With the slogan “Rooted in Philly, Reporting for All,” the group — which collectively represents about 400 student journalists — is seeking funding from organizations to support student journalism at a time when college budgets are tight and the news industry faces challenges, including rising print costs and lower readership. The association already has held workshops with more planned next year, and its 21-member board meets monthly and discusses common issues and problems and brainstorms solutions.
“We have so many people coming from different regions, but we are united in the sense that we are all here for the same reason,” said Claire Herquet, an editor at the La Salle Collegian.

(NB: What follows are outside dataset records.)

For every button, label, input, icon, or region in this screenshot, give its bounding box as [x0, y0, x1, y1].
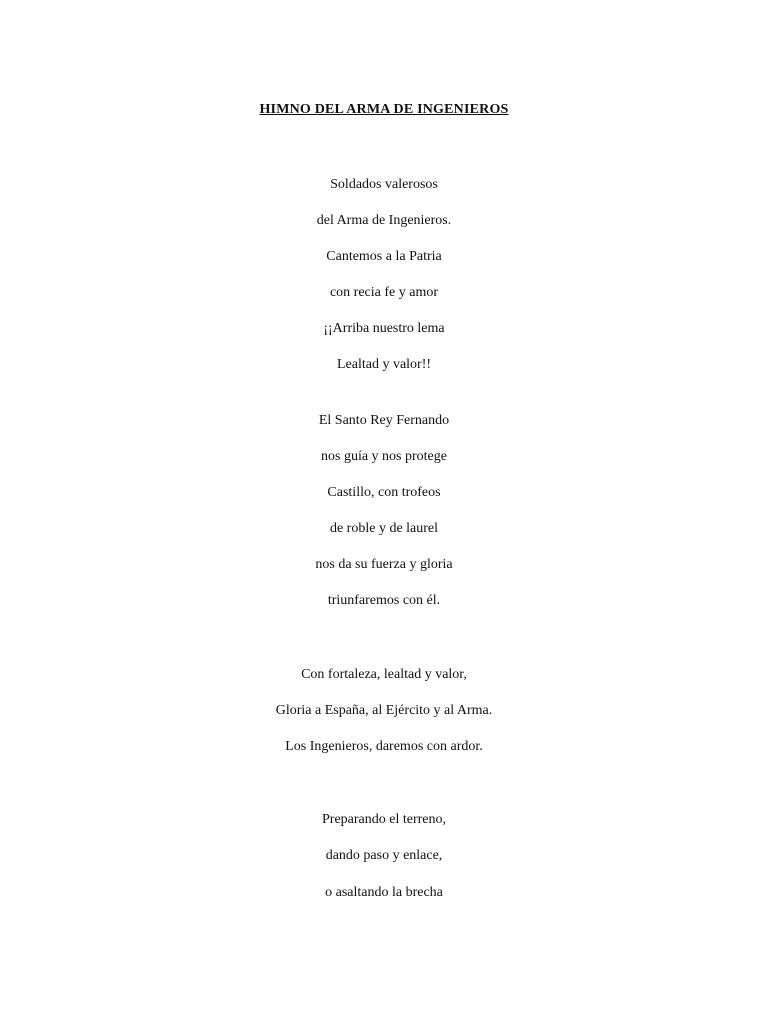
verse-line: El Santo Rey Fernando [318, 413, 450, 428]
verse-line: de roble y de laurel [329, 521, 439, 536]
verse-line: Los Ingenieros, daremos con ardor. [285, 739, 483, 754]
verse-line: ¡¡Arriba nuestro lema [323, 321, 445, 336]
verse-line: Con fortaleza, lealtad y valor, [301, 667, 467, 682]
verse-line: Soldados valerosos [330, 177, 438, 192]
verse-line: nos da su fuerza y gloria [315, 557, 453, 572]
verse-line: Gloria a España, al Ejército y al Arma. [275, 703, 493, 718]
verse-line: Preparando el terreno, [322, 812, 446, 827]
verse-line: dando paso y enlace, [325, 848, 443, 863]
verse-line: Cantemos a la Patria [326, 249, 442, 264]
verse-line: o asaltando la brecha [325, 885, 443, 900]
verse-line: triunfaremos con él. [327, 593, 441, 608]
verse-line: Castillo, con trofeos [327, 485, 441, 500]
verse-line: del Arma de Ingenieros. [316, 213, 452, 228]
page-title: HIMNO DEL ARMA DE INGENIEROS [259, 102, 509, 117]
verse-line: Lealtad y valor!! [336, 357, 432, 372]
verse-line: nos guía y nos protege [321, 449, 447, 464]
verse-line: con recia fe y amor [329, 285, 439, 300]
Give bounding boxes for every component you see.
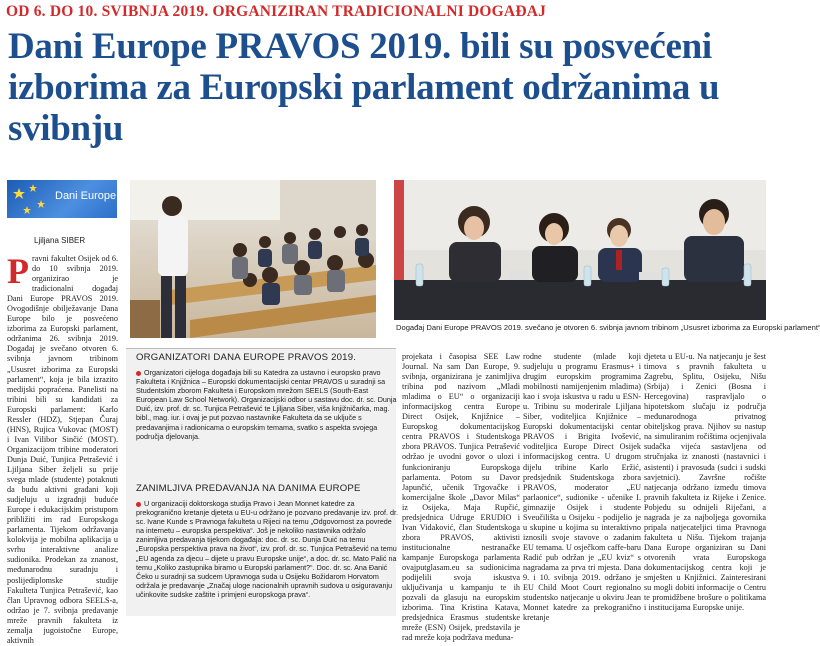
article-column-4: rodne studente (mlade koji sudjeluju u programu Erasmus+ i drugim europskim programima mobilnosti namijenjenim mladima) kao i svoja iskustva u radu u ESN-u. Tribinu su moderirale Ljiljana Siber, voditeljica Knjižnice – Europski dokumentacijski centar PRAVOS i Brigita Ivošević, voditeljica Europe Direct Osijek informacijskog centra. U drugom dijelu tribine Karlo Eržić, predsjednik Studentskoga zbora PRAVOS, moderator „EU parlaonice“, sudionike - učenike I. gimnazije Osijek i studente Sveučilišta u Osijeku - podijelio je u skupine u kojima su interaktivno iznosili svoje stavove o zadanim EU temama. U osječkom caffe-baru Radić pub održan je „EU kviz“ s nagradama za prva tri mjesta. Dana 9. i 10. svibnja 2019. održano je EU Child Moot Court regionalno studentsko natjecanje u okviru Jean Monnet katedre za prekogranično kretanje <box>523 352 641 623</box>
drop-cap: P <box>7 251 29 291</box>
photo-caption: Događaj Dani Europe PRAVOS 2019. svečano je otvoren 6. svibnja javnom tribinom „Ususret izborima za Europski parlament“ <box>396 323 820 332</box>
box-text-lectures <box>136 499 398 615</box>
bullet-icon <box>136 371 141 376</box>
dani-europe-logo <box>7 180 117 218</box>
box-top-rule <box>126 348 396 349</box>
box-title-organizers: ORGANIZATORI DANA EUROPE PRAVOS 2019. <box>136 352 357 363</box>
article-column-5: djeteta u EU-u. Na natjecanju je šest timova s pravnih fakulteta u Zagrebu, Splitu, Osijeku, Nišu (Srbija) i Zenici (Bosna i Hercegovina) raspravljalo o hipotetskom slučaju iz područja međunarodnoga privatnog obiteljskog prava. Njihov su nastup na simuliranim ročištima ocjenjivala sudačka vijeća sastavljena od stručnjaka iz znanosti (nastavnici i asistenti) i pravosuđa (sudci i sudski savjetnici). Završne ročište natjecanja održano između timova pravnih fakulteta iz Rijeke i Zenice. Pobjedu su odnijeli Riječani, a nagrada je za najboljega govornika pripala natjecateljici tima Pravnoga fakulteta u Nišu. Tijekom trajanja Dana Europe organiziran su Dani otvorenih vrata Europskoga dokumentacijskog centra koji je smješten u Knjižnici. Zainteresirani su mogli dobiti informacije o Centru te promidžbene brošure o politikama i institucijama Europske unije. <box>644 352 766 613</box>
bullet-icon <box>136 502 141 507</box>
headline: Dani Europe PRAVOS 2019. bili su posvećeni izborima za Europski parlament održanima u svibnju <box>8 26 720 149</box>
kicker: OD 6. DO 10. SVIBNJA 2019. ORGANIZIRAN TRADICIONALNI DOGAĐAJ <box>6 3 547 20</box>
column-1-text: ravni fakultet Osijek od 6. do 10 svibnja 2019. organizirao je tradicionalni događaj Dani Europe PRAVOS 2019. Ovogodišnje obilježavanje Dana Europe bilo je posvećeno izborima za Europski parlament, održanima 26. svibnja 2019. Događaj je svečano otvoren 6. svibnja javnom tribinom „Ususret izborima za Europski parlament“, koja je bila izrazito medijski popraćena. Panelisti na tribini bili su kandidati za Europski parlament: Karlo Ressler (HDZ), Stjepan Čuraj (HNS), Rujica Vukovac (MOST) i Ivan Vilibor Sinčić (MOST). Organizacijom tribine moderatori Dunja Duić, Tunjica Petrašević i Ljiljana Siber željeli su prije svega mlade (studente) potaknuti da budu aktivni građani koji sudjeluju u izgradnji buduće Europe i edukacijskim pristupom približiti im rad Europskoga parlamenta. Tijekom održavanja kolokvija je mobilna aplikacija u svrhu interaktivne analize sudionika. Prodekan za znanost, međunarodnu suradnju i poslijediplomske studije Fakulteta Tunjica Petrašević, kao član Upravnog odbora SEELS-a, održao je 7. svibnja predavanje mreže pravnih fakulteta iz zemalja jugoistočne Europe, aktivnih <box>7 254 118 645</box>
box-text-organizers-body: Organizatori cijeloga događaja bili su Katedra za ustavno i europsko pravo Fakulteta i Knjižnica – Europski dokumentacijski centar PRAVOS u suradnji sa Studentskim zborom Fakulteta i Europskom mrežom SEELS (South-East European Law School Network). Organizacijski odbor u sastavu doc. dr. sc. Dunja Duić, izv. prof. dr. sc. Tunjica Petrašević te Ljiljana Siber, viša knjižničarka, mag. bibl., mag. iur. i ovaj je put pozvao nastavnike Fakulteta da se uključe s predavanjima i radionicama o europskim temama, svatko s aspekta svojega područja djelovanja. <box>136 368 397 441</box>
box-text-lectures-body: U organizaciji doktorskoga studija Pravo i Jean Monnet katedre za prekogranično kretanje djeteta u EU-u održano je pozvano predavanje izv. prof. dr. sc. Ivane Kunde s Pravnoga fakulteta u Rijeci na temu „Odgovornost za povrede na internetu – europska perspektiva“. Još je nekoliko nastavnika održalo zanimljiva predavanja tijekom događaja: doc. dr. sc. Dunja Duić na temu „Europska perspektiva prava na život“, izv. prof. dr. sc. Tunjica Petrašević na temu „EU agenda za djecu – dijete u pravu Europske unije“, a doc. dr. sc. Mato Palić na temu „Koliko zastupnika biramo u Europski parlament?“. Doc. dr. sc. Ana Đanić Čeko u suradnji sa sudcem Upravnoga suda u Osijeku Božidarom Horvatom održala je predavanje „Značaj uloge nacionalnih upravnih sudova u osiguravanju učinkovite sudske zaštite i primjeni europskoga prava“. <box>136 499 398 599</box>
sidebar-box <box>126 348 396 616</box>
lecture-hall-photo <box>130 180 376 338</box>
logo-text: Dani Europe <box>55 190 117 202</box>
article-column-1 <box>7 251 118 645</box>
panel-photo <box>394 180 766 320</box>
article-column-3: projekata i časopisa SEE Law Journal. Na sam Dan Europe, 9. svibnja, organizirana je zanimljiva tribina pod nazivom „Mladi mladima o EU“ o organizaciji informacijskog centra Europe Direct Osijek, Knjižnice – Europskog dokumentacijskog centra PRAVOS i Studentskoga zbora PRAVOS. Tunjica Petrašević održao je uvodni govor o ulozi i funkcioniranju Europskoga parlamenta. Potom su Davor Japunčić, učenik Trgovačke i komercijalne škole „Davor Milas“ iz Osijeka, Maja Rupčić, predsjednica Udruge ERUDIO i Ivan Vidaković, član Studentskoga zbora PRAVOS, aktivisti institucionalne nestranačke kampanje Europskoga parlamenta ovajputglasam.eu sa sudionicima podijelili svoja iskustva uključivanja u kampanju te ih pozvali da glasuju na europskim izborima. Tina Kristina Katava, predsjednica Erasmus studentske mreže (ESN) Osijek, predstavila je rad mreže koja podržava međuna- <box>402 352 520 643</box>
author: Ljiljana SIBER <box>34 236 86 245</box>
box-title-lectures: ZANIMLJIVA PREDAVANJA NA DANIMA EUROPE <box>136 483 361 494</box>
box-text-organizers <box>136 368 398 460</box>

At a recent meeting, members talked about artificial intelligence and what to do if an editor suspects a student writer used it, Herquet said. There were two instances over the past semester when she read an article submission and thought the terminology and phrasing didn’t sound like the writer, she said.
“If I didn’t have PSPA, I wouldn’t have people to lean on,” said Herquet, 21, a junior communications major from Camden. “It would just be me versus the problem.”
Herquet manages communications for the association. She has been reaching out to foundations about obtaining grant funding for the association. Some college newsrooms are better funded than others and can give writers and editors stipends.
She’s hopeful that uniting the newsrooms will result in better experiences for students and more funding.
La Salle’s publication is only digital; there is no print version. Costs are minimal, but funding would cover professional workshops for students and costs, such as travel, associated with their reporting.
The Whit, Rowan University’s student news site, prints a newspaper once a week and receives financial support via student government, but print costs are rising, said junior Katie Thorn, who serves as managing editor.
“We’re trying to figure out with the budget we have if it is possible and what we are going to have to sacrifice to keep our paper printing,” Thorn said.
Thorn, who is serving as treasurer for the association, said it’s been helpful to learn that other student organizations are facing the same challenges.
“Journalism as a whole is such a scary world right now,” said Thorn, 20, a journalism major from Mantua, Gloucester County, “and you’re kind of throwing yourself into the fire. Am I going to find a job? Where does my future lie? Having people who support you and uplift you is a great thing.”
Haverford’s student newspaper has received funding via the president’s office and is able to pay its writers, Juzang said. In January, the Clerk will publish its first print edition.
But the Clerk would like resources for deeper reporting and investigative work and mentorship, he said.
Juzang, who hopes to pursue a graduate degree in communication management next year at the University of Southern California, said he’s invested thousands of dollars of his own money to get the association started. He currently works as a research/editorial intern for NBC Sports.
He said the association also has received support from the Philadelphia-based Foundation for Individual Rights and Expression.
Juzang said he would like to help schools, including Widener and Lincoln, that used to have student news sites revive them. He also has begun talking to student journalists in other metro areas, including Washington, Boston, New York, and Baltimore, about starting an association for their university newsrooms, he said.
Mills, the Haverford communications administrator, was pleased to see Juzang take that conversation the two had last March and create a mechanism for student journalists to share their experiences and learn from each other.
“It’s really important for the students to share resources and knowledge and wisdom,” he said. “For those of us who value student journalism, it’s great to see them prioritizing this and making the time to do it.”